In an interview earlier this year, President Bashar al-Assad said: "You can bring photographs from anyone and say this is torture. There is no verification of any of this evidence, so it's all allegations without evidence."

'Damning evidence'

But on Wednesday, Human Rights Watch laid out in a new report what it said was new evidence regarding the authenticity of the Caesar photographs, identifying a number of the victims and highlighting some of the key causes of death.

The US-based group said it had located and interviewed 33 relatives and friends of 27 victims whose cases researchers verified; 37 former detainees who saw people die in detention; and four defectors who worked in Syrian government detention centres or the military hospitals where most of the photographs were taken.

Who is 'Caesar'?

Image source, Getty Images
Image caption,
"Caesar" - seen here wearing a blue raincoat - testified at a US Congressional hearing in 2014
  • Source of roughly half of the 55,000 images
  • Military police photographer who worked for the government for 13 years
  • After uprising of March 2011, his job was to photograph bodies of detainees
  • "Significant number" of bodies show signs of starvation, other injuries include burns, bruising, gouged eyes, ligature marks indicating strangulation, and signs of electrocution, according to 2014 report by former war crimes prosecutors
  • Sent images to relative by marriage outside Syria
  • "Caesar" and family smuggled out of Syria after he feared for his safety and amid psychological strain of work

Using satellite imagery and geolocation techniques, HRW confirmed that some of the photographs of the dead were taken in the courtyard of the 601 Military Hospital in Mezzeh, a western suburb of the capital Damascus.

The group also identified a coding system for the cards placed on the bodies.

"We have meticulously verified dozens of stories, and we are confident the Caesar photographs present authentic - and damning - evidence of crimes against humanity in Syria," said Nadim Houry, HRW's deputy Middle East director.

HRW said its report focused on 28,707 of the 53,275 photos smuggled out of Syria by Caesar that, based on all available information, showed the bodies of at least 6,786 people who died in detention or after being transferred from detention to a military hospital.

The remaining photographs are of attack sites or of bodies identified by name as of government soldiers, other combatants, or civilians killed in attacks, explosions or assassination attempts.

'Nightmarish conditions'

Most of the victims were detained by just five intelligence agency branches in Damascus, and their bodies were sent to at least two military hospitals in Damascus between May 2011, when Caesar began copying files and smuggling them out of his workplace, and August 2013, when he fled Syria, HRW said.

Forensic pathologists from Physicians for Human Rights analysed a subset of the photos, and found evidence of several types of torture, starvation, suffocation, violent blunt force trauma, and in one case, a gunshot wound to the head.

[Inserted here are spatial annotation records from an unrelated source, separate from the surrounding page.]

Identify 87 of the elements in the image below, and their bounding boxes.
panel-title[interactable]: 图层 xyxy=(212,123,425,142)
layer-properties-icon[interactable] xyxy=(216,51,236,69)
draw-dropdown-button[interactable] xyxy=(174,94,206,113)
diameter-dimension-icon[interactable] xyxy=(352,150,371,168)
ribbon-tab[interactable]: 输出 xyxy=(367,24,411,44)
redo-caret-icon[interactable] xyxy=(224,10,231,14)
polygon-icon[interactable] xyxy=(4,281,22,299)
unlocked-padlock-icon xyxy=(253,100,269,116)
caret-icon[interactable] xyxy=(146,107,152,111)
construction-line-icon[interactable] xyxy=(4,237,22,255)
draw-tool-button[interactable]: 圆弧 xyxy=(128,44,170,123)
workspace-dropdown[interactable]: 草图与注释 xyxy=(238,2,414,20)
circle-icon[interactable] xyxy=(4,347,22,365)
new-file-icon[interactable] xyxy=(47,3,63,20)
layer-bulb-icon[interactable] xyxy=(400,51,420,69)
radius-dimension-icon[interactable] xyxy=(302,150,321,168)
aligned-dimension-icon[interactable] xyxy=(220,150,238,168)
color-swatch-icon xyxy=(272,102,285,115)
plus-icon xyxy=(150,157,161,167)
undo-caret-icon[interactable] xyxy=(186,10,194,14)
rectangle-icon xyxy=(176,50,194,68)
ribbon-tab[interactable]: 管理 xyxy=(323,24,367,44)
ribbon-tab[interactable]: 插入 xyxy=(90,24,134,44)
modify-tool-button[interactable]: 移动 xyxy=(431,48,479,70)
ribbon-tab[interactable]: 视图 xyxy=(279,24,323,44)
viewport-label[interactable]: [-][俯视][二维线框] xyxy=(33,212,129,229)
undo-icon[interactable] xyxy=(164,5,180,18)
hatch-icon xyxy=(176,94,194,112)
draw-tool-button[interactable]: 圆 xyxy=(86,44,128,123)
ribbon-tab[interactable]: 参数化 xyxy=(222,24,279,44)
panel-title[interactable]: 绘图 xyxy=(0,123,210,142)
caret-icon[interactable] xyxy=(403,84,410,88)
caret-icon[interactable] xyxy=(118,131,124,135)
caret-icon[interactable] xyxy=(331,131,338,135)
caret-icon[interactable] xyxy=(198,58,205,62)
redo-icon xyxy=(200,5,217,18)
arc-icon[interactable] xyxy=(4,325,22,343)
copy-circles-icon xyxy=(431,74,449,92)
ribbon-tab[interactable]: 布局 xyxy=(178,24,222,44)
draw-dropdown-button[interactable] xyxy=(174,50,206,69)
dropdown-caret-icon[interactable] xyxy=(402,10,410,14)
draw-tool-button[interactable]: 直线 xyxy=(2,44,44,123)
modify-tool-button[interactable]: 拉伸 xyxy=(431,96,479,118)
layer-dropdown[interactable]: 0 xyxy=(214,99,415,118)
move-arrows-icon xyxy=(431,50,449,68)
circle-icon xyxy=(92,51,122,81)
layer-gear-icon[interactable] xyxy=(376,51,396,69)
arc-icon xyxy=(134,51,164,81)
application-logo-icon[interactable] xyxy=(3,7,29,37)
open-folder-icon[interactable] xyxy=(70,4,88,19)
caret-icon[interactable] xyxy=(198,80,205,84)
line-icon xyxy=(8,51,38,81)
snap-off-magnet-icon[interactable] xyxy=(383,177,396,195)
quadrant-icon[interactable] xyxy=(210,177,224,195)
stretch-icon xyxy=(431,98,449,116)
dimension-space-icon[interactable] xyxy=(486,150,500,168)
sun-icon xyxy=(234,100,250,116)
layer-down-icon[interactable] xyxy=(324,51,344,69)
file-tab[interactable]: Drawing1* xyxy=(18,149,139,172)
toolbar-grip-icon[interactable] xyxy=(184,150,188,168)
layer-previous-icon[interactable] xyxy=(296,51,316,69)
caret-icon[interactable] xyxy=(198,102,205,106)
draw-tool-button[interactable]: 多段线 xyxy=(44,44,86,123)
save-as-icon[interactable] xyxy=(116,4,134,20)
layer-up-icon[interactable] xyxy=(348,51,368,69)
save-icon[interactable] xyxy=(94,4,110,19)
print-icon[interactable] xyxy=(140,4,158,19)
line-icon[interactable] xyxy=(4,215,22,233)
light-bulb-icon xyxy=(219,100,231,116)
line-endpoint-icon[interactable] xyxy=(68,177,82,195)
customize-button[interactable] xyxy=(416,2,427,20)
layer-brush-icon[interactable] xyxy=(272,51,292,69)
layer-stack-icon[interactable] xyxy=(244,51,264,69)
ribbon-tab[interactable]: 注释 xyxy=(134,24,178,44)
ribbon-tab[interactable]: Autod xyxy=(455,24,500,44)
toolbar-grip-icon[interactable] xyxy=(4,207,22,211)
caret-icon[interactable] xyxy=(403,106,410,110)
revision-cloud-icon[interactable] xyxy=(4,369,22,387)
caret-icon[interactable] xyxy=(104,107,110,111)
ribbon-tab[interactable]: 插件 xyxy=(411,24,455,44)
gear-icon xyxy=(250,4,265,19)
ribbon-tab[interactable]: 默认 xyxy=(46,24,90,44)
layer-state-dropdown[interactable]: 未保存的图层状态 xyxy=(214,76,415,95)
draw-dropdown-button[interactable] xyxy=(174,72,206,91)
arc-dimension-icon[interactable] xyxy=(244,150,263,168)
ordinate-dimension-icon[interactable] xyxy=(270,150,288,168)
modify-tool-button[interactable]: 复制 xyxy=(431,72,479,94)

Among the 27 victims identified by HRW - all of whose families spent months or years searching for news of their whereabouts, in many cases paying huge sums to contacts and middlemen - were Rehab al-Allawi, a boy who was 14 at the time of his arrest for having an anti-Assad song on his phone, and student Rehab al-Allawi, who was 25 when she was detained while working with an activist group.

The former detainees, held in the same places as most of the victims, told HRW that guards kept them in severely overcrowded cells with very little air circulation, gave them so little food that they grew weak, and often denied them the opportunity to wash. Skin diseases and other infectious diseases proliferated, and the detainees said guards denied them adequate medical care.

"Many of the former detainees who were held in these nightmarish conditions told us they often wished they would die, rather than continue suffering," Mr Houry said.

The Syrian Network for Human Rights, an activist group, has documented the arrest and detention of more than 117,000 people in Syria since the uprising against Mr Assad began in March 2011.